Звонки из Израиля застали меня в двухкомнатном гостиничном номере на Манхэттене, где мы с женой прожили без малого пять месяцев, словно бы выброшенные на отмель между прошлым и будущим. Безличная жизнь в отеле посреди мегаполиса плохо подходила нам обоим, прирожденным домоседам, но, как бы нам ни претило это прозябание в непривычной обстановке, вдали от насиженных мест, на данный момент лучше уж было существовать так, чем возвращаться в наш коннектикутский загородный дом, где всю прошлую весну и часть лета, на глазах у Клэр, которая могла лишь беспомощно, снедаемая худшими опасениями, наблюдать за происходящим, я претерпевал самое тяжкое за всю жизнь испытание и едва остался жив. Наш большой, старый, уединенный (до ближайших соседей — километр) дом, окруженный лесами и полями, стоящий в конце длинной грунтовой дороги, более пятнадцати лет изолировал меня от мира — что мне и требовалось для сосредоточения на работе, — но теперь сделался зловещим антуражем странного нервного срыва; наше уютное убежище, обшитое вагонкой, с широкими половицами из каштанового дерева, с протертыми мягкими креслами, дом, где повсюду громоздились горы книг, а в камине почти каждый вечер танцевали языки пламени, внезапно обернулся уродливым «желтым домом», где были заточены гнусный безумец и ошарашенная смотрительница. Теперь любимые места наводили на меня ужас, и я внутренне не был готов вернуться домой даже после того, как мы попусту растратили пять месяцев на существование в гостинице, чувствуя себя беженцами, а мое привычное «я», этот трудяга, вернулось, чтобы снова взять бразды в свои руки и погнать меня, медленно да верно, по старой доброй колее моей жизни. (Вначале это «я» нерешительно порхало вокруг, подозревая, что с безопасностью дело обстоит хуже, чем казалось прежде; с похожей неохотой клерки, потоптавшись на улице, бредут назад в свою контору, откуда были эвакуированы из-за угрозы взрыва.)
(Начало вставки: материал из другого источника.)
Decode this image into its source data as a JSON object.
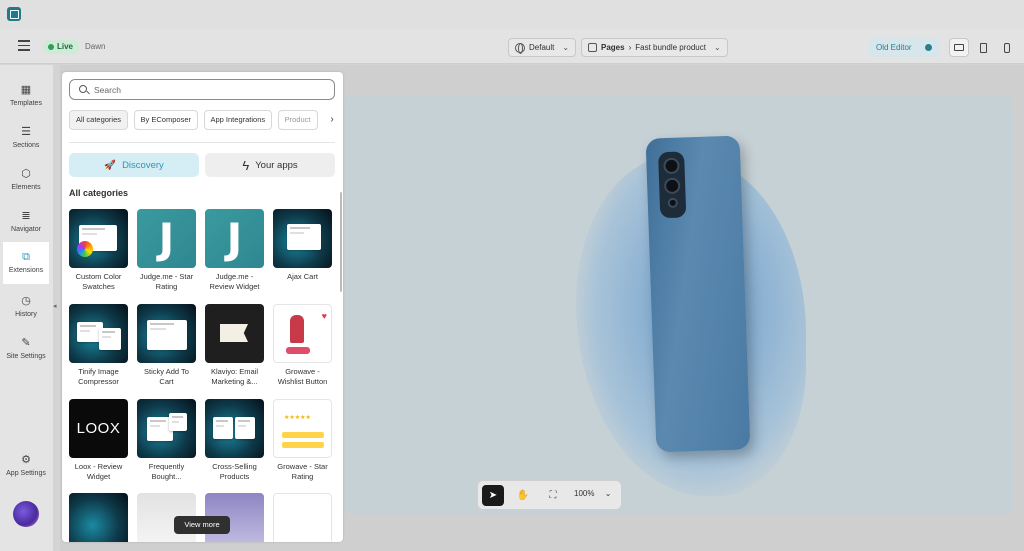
{
  "header": {
    "live_label": "Live",
    "theme_name": "Dawn",
    "language_select": "Default",
    "pages_label": "Pages",
    "page_name": "Fast bundle product",
    "old_editor_label": "Old Editor"
  },
  "sidebar": {
    "items": [
      {
        "label": "Templates",
        "icon": "templates-icon"
      },
      {
        "label": "Sections",
        "icon": "sections-icon"
      },
      {
        "label": "Elements",
        "icon": "elements-icon"
      },
      {
        "label": "Navigator",
        "icon": "navigator-icon"
      },
      {
        "label": "Extensions",
        "icon": "extensions-icon"
      },
      {
        "label": "History",
        "icon": "history-icon"
      },
      {
        "label": "Site Settings",
        "icon": "brush-icon"
      },
      {
        "label": "App Settings",
        "icon": "gear-icon"
      }
    ]
  },
  "extensions_panel": {
    "search_placeholder": "Search",
    "categories": [
      "All categories",
      "By EComposer",
      "App Integrations",
      "Product"
    ],
    "tabs": {
      "discovery": "Discovery",
      "your_apps": "Your apps"
    },
    "section_title": "All categories",
    "cards": [
      {
        "label": "Custom Color Swatches"
      },
      {
        "label": "Judge.me - Star Rating"
      },
      {
        "label": "Judge.me - Review Widget"
      },
      {
        "label": "Ajax Cart"
      },
      {
        "label": "Tinify Image Compressor"
      },
      {
        "label": "Sticky Add To Cart"
      },
      {
        "label": "Klaviyo: Email Marketing &..."
      },
      {
        "label": "Growave - Wishlist Button"
      },
      {
        "label": "Loox - Review Widget",
        "thumb_text": "LOOX"
      },
      {
        "label": "Frequently Bought..."
      },
      {
        "label": "Cross-Selling Products"
      },
      {
        "label": "Growave - Star Rating"
      }
    ],
    "judge_letter": "J",
    "view_more": "View more"
  },
  "canvas_toolbar": {
    "zoom": "100%"
  },
  "colors": {
    "accent": "#2b97b6",
    "live_green": "#2f9e55",
    "panel_bg": "#ffffff"
  }
}
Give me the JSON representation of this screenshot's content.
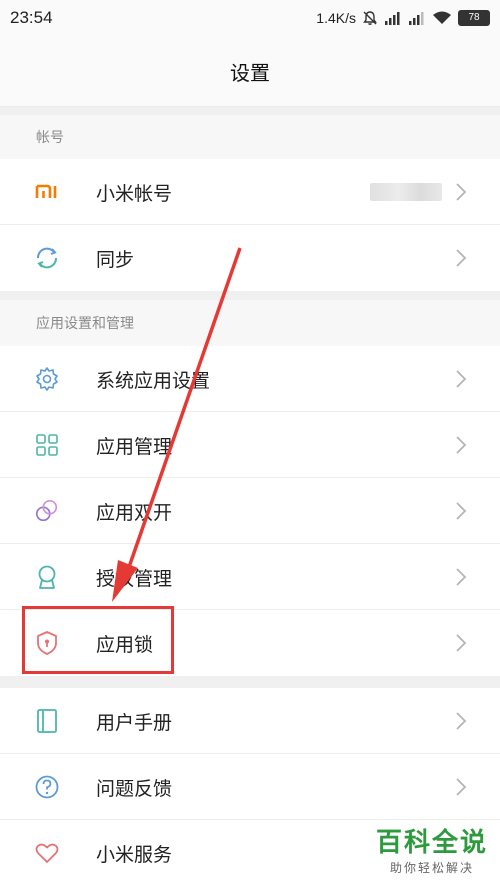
{
  "status_bar": {
    "time": "23:54",
    "network_speed": "1.4K/s",
    "battery": "78",
    "icons": [
      "mute-bell-icon",
      "signal-icon",
      "signal-icon",
      "wifi-icon",
      "battery-icon"
    ]
  },
  "header": {
    "title": "设置"
  },
  "sections": {
    "account": {
      "title": "帐号",
      "items": [
        {
          "label": "小米帐号",
          "icon": "mi-logo-icon"
        },
        {
          "label": "同步",
          "icon": "sync-icon"
        }
      ]
    },
    "apps": {
      "title": "应用设置和管理",
      "items": [
        {
          "label": "系统应用设置",
          "icon": "gear-icon"
        },
        {
          "label": "应用管理",
          "icon": "grid-icon"
        },
        {
          "label": "应用双开",
          "icon": "dual-circle-icon"
        },
        {
          "label": "授权管理",
          "icon": "badge-icon"
        },
        {
          "label": "应用锁",
          "icon": "shield-lock-icon"
        }
      ]
    },
    "other": {
      "items": [
        {
          "label": "用户手册",
          "icon": "book-icon"
        },
        {
          "label": "问题反馈",
          "icon": "question-icon"
        },
        {
          "label": "小米服务",
          "icon": "heart-icon"
        }
      ]
    }
  },
  "colors": {
    "accent_orange": "#f57c00",
    "accent_teal": "#4db6ac",
    "accent_blue": "#5c9bd6",
    "accent_purple": "#9575cd",
    "accent_red": "#e53935",
    "watermark_green": "#2e9a3e"
  },
  "watermark": {
    "main": "百科全说",
    "sub": "助你轻松解决"
  }
}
А случилось со мной следующее.
После небольшой операции на колене боль вместо того, чтобы ослабевать с каждой неделей, становилась все мучительнее и принялась досаждать мне намного больше, чем то затяжное неудобство, которое изначально подтолкнуло меня к хирургическому вмешательству. Когда же я пошел к своему молодому хирургу и сообщил, что мне хуже, он лишь сказал: «Иногда так бывает», — и, заявив, будто заранее предупреждал, что операция может и не помочь, вычеркнул меня из списка своих пациентов. Мне оставалось лишь пить какие-нибудь таблетки, чтобы хоть как-то прийти в себя и усмирить боль. Столь неожиданный исход непродолжительной операции, проведенной в амбулаторных условиях, мог бы довести любого человека до отчаяния и ярости; со мной же произошло нечто похуже.
Мой разум начал распадаться. Слово РАСПАД, казалось, само было веществом, из которого состоял мой мозг, и вещество это начало самопроизвольно разваливаться. Эти шесть букв, эти большие, громоздкие, разновеликие фрагменты моего мозга, замысловато переплетенные между собой, теперь разваливались на обломки с рваными краями; иногда какая-то одна буква теряла очередной кусок, но обычно откалывались совершенно непроизносимые, зазубренные сегменты двух или трех букв сразу. Этот распад сознания ощущался мной на физическом уровне столь же отчетливо, как если бы у меня вырывали зубы, и сопровождался изнурительной болью.
Подобные или еще более жуткие галлюцинации неслись сквозь меня галопом денно и нощно: стая диких зверей, которую я никаким способом не мог прогнать. Я вообще ничего не мог прогнать прочь: мою волю парализовывали самые ерундовые, самые идиотские мысли. По два, три или четыре раза на дню я внезапно и беспричинно принимался плакать. Неважно, был ли я один в рабочем кабинете, листая очередную книгу, читать которую не мог, или рядом с Клэр, глядя в отчаянии на приготовленный обед и не находя ни единой причины, чтобы его съесть, — я плакал. Плакал я при друзьях и при чужих; раскисал, даже сидя в уединении на унитазе; я иссох, пролив столько слез, что их поток, казалось, смыл с меня пять прожитых десятилетий и обнажил для всеобщего обозрения мою жалкую ничтожную сущность.